The existing house had already been adapted from its original incarnation as a bungalow; however, the internal spaces were poorly designed and claustrophobic, and the exterior was underwhelming. The rear garden was higher than the existing ground-floor level, which created a poor relationship between the internal and external spaces.
A new rear extension was designed which sought to re-establish a strong connection between these spaces by introducing steps both internally and externally. Shelter is provided via a cantilevered canopy on one side. Externally, the walls of the extension are clad in mirror which reflects the densely planted surrounding landscape and tree foliage, so the building disappears into its immediate context becoming partially invisible. The whole of the rear extension is then separated from the existing house via a structurally glazed link. This provides a soft transition between the original and new areas; but more importantly, it floods the internal ground floor spaces with light.
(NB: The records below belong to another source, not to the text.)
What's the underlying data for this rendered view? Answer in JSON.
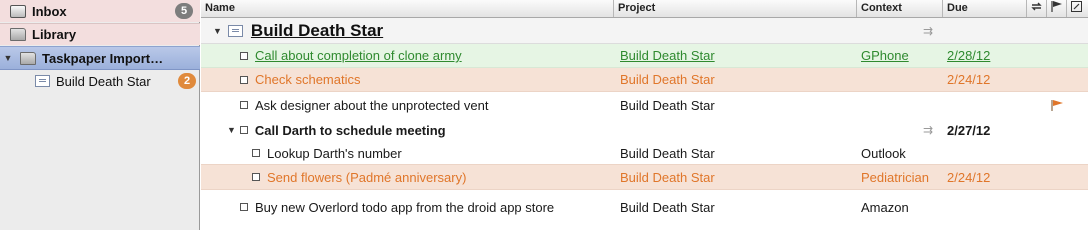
{
  "colors": {
    "sidebar_bg": "#ececec",
    "selected_bg": "#a9bce2",
    "green_row_bg": "#e6f5e4",
    "orange_row_bg": "#f6e2d6",
    "green_text": "#2f8a2f",
    "orange_text": "#e0762a",
    "badge_grey": "#7d7d7d",
    "badge_orange": "#e08a3c"
  },
  "sidebar": {
    "inbox": {
      "label": "Inbox",
      "count": "5",
      "icon": "inbox-tray-icon"
    },
    "library": {
      "label": "Library",
      "icon": "folder-icon"
    },
    "import_folder": {
      "label": "Taskpaper Import…",
      "icon": "folder-icon"
    },
    "project": {
      "label": "Build Death Star",
      "count": "2",
      "icon": "project-icon"
    }
  },
  "columns": {
    "name": "Name",
    "project": "Project",
    "context": "Context",
    "due": "Due",
    "repeat_icon": "repeat-icon",
    "flag_icon": "flag-icon",
    "note_icon": "note-icon"
  },
  "group": {
    "title": "Build Death Star"
  },
  "tasks": [
    {
      "name": "Call about completion of clone army",
      "project": "Build Death Star",
      "context": "GPhone",
      "due": "2/28/12"
    },
    {
      "name": "Check schematics",
      "project": "Build Death Star",
      "context": "",
      "due": "2/24/12"
    },
    {
      "name": "Ask designer about the unprotected vent",
      "project": "Build Death Star",
      "context": "",
      "due": ""
    },
    {
      "name": "Call Darth to schedule meeting",
      "project": "",
      "context": "",
      "due": "2/27/12"
    },
    {
      "name": "Lookup Darth's number",
      "project": "Build Death Star",
      "context": "Outlook",
      "due": ""
    },
    {
      "name": "Send flowers (Padmé anniversary)",
      "project": "Build Death Star",
      "context": "Pediatrician",
      "due": "2/24/12"
    },
    {
      "name": "Buy new Overlord todo app from the droid app store",
      "project": "Build Death Star",
      "context": "Amazon",
      "due": ""
    }
  ]
}
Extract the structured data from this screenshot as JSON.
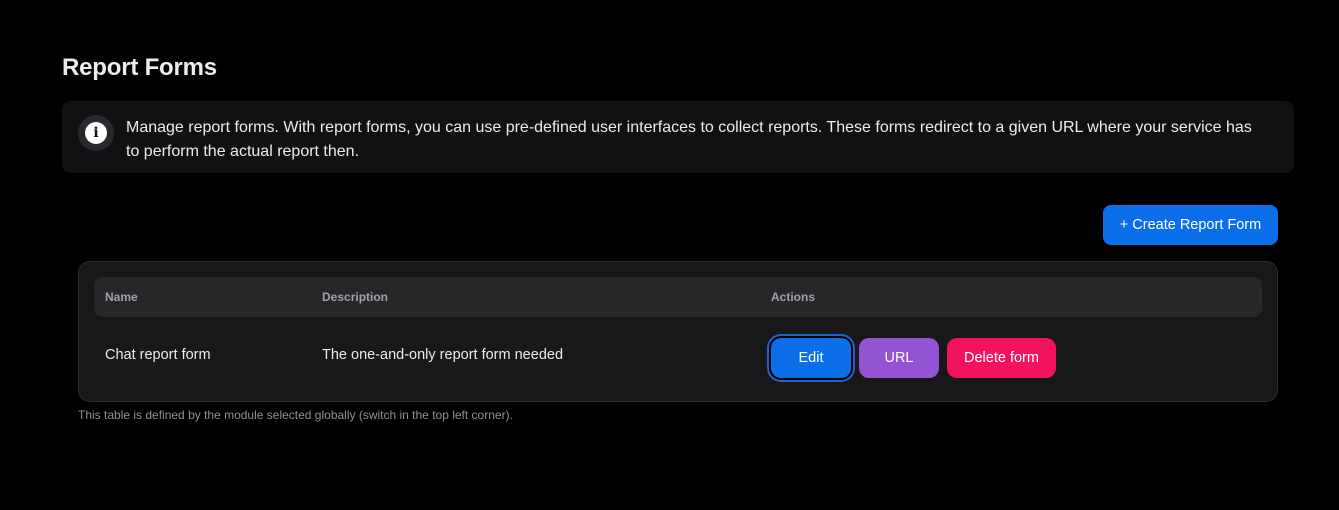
{
  "page": {
    "title": "Report Forms"
  },
  "info": {
    "icon": "info-icon",
    "text": "Manage report forms. With report forms, you can use pre-defined user interfaces to collect reports. These forms redirect to a given URL where your service has to perform the actual report then."
  },
  "toolbar": {
    "create_label": "+ Create Report Form"
  },
  "table": {
    "columns": [
      "Name",
      "Description",
      "Actions"
    ],
    "rows": [
      {
        "name": "Chat report form",
        "description": "The one-and-only report form needed",
        "actions": {
          "edit": "Edit",
          "url": "URL",
          "delete": "Delete form"
        }
      }
    ],
    "footnote": "This table is defined by the module selected globally (switch in the top left corner)."
  },
  "colors": {
    "background": "#000000",
    "primary": "#0a6fe8",
    "secondary": "#9353d3",
    "danger": "#f31260",
    "surface": "#18181b"
  }
}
The existing roof was reconstructed to a steeper pitch and at a higher level in order to enable an additional bedroom and en-suite bathroom. New rooflights and extensive glazing to the rear first floor elevation provided a good amount of natural daylight to the first floor bedrooms and bathrooms; as well as strong visual connections to the rear garden.
One side of the rear extension was planted with a bio-diverse wild flower green roof which softens the extension into the landscape.
The remainder of the house underwent extensive refurbishment work transforming the whole house beyond recognition.